LOOKING BACK, MOVING FORWARD

Archivists in the Hunt Library, working with faculty in the Robotics Institute and across campus, are taking a thorough look at CMU’s remarkable history of robotics with The Robotics Project, a multi-phase, multi-year project that not only preserves CMU’s storied legacy in robotics, but also enhances our understanding of the people and technologies that helped create the scientific discipline, field of practice and cultural force that is robotics.

Occasionally, even as scientists, it can be helpful to look back at our accomplishments not only to give important milestones their proper recognition, but to give us perspective to continue our push forward to uncover what comes next. In this issue of The LINK, you will discover many instances where SCS students and faculty have reviewed past experiences—both recent and distant—in order to boldly step into the future.

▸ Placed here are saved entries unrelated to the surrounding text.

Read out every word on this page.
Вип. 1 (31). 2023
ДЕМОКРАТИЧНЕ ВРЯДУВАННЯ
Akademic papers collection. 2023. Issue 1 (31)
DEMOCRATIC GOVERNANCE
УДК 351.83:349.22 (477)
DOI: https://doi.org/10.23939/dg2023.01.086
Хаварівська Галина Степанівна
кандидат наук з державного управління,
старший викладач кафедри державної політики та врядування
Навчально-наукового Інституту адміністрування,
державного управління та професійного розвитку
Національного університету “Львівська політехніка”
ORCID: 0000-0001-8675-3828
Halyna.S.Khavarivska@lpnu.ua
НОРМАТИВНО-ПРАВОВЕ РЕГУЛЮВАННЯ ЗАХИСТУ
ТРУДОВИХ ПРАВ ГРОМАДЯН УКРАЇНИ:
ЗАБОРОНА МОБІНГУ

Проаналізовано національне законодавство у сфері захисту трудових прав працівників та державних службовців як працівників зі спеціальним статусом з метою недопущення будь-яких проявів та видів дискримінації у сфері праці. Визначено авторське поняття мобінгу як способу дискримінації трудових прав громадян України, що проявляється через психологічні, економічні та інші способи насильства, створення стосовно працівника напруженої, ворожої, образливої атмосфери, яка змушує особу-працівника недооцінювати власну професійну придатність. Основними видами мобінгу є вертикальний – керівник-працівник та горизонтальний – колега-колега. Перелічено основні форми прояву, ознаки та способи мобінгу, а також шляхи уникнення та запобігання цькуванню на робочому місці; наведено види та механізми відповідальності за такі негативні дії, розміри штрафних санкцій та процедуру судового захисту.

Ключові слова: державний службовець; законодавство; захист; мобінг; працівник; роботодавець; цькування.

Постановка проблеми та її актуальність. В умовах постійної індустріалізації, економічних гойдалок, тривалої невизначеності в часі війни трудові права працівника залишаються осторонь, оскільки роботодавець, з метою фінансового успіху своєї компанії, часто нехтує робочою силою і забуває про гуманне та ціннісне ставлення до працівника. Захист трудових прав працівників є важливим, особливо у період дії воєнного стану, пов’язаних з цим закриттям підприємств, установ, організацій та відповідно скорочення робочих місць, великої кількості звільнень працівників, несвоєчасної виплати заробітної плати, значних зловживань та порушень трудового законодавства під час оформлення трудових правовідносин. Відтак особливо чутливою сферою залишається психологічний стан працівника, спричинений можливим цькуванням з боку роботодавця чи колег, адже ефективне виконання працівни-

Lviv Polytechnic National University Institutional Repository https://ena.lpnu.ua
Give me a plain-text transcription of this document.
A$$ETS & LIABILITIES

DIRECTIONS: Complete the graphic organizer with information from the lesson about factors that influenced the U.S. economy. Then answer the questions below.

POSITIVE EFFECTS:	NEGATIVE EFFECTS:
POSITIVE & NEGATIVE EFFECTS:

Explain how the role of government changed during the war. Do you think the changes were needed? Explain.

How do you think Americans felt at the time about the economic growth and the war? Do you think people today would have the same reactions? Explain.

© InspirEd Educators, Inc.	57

Team Explorer, fresh off competing in the three-year DARPA Subterranean (SubT) Challenge, looks back on lessons learned during their admirable performance to push toward new technologies that were non-existent before the competition began, to bring them to market and to the world of robotic exploration for places where humans cannot or should not go.

Our Student Spotlight features Kayo Yin, a remarkable graduate student in the Language Technologies Institute, who has surveyed current areas of focus and sees the path forward to include American Sign Language as an important and (until now, neglected) field of study.

We recently celebrated the official opening of the JPMorgan Chase & Co. AI Maker Space. The first makers’ space of its kind that focuses on the creation of software, the new lab offers students from across campus access to necessary tools including robots, drones and smart devices so that they may collaborate on innovative AI agents.

A little more than 15 years ago, Matthew Johnson-Roberson, then an undergraduate student in the Robotics Institute, wanted to make his mark in the field. And that he did, most recently serving as an associate professor of engineering at University of Michigan’s Department of Naval Architecture and Marine Engineering and the Department of Electrical Engineering and Computer Science, as well as the co-director of UM’s Ford Center for Autonomous Vehicles. I’m pleased that he’s returned to campus as the next director of our Robotics Institute, the sixth director in our history. We welcome him back to SCS as he’ll help shape next generations of CMU roboticists.

Our Institute for Software Research’s Kathleen Carley and her team are pouring over conspiracy theories perpetuated on social media to find the root sources of misinformation in order to help people think more critically in a digital world. This work parallels efforts from within the SCS community to study how AI can assist in large-scale problems such as global food security, health care, the future of transportation and consumer privacy in a networked world. As you will also read, these efforts have resulted in CMU being part of four National Science Foundation AI Institutes.

As global and complex challenges continue, our work emerges as key to finding solutions. We look back to the time when we were not able to gather, a time when the pandemic laid bare inequalities in our society. We do this to learn the lessons of our experiences, both individual and shared, and use them as inspiration to continue working toward a brighter future.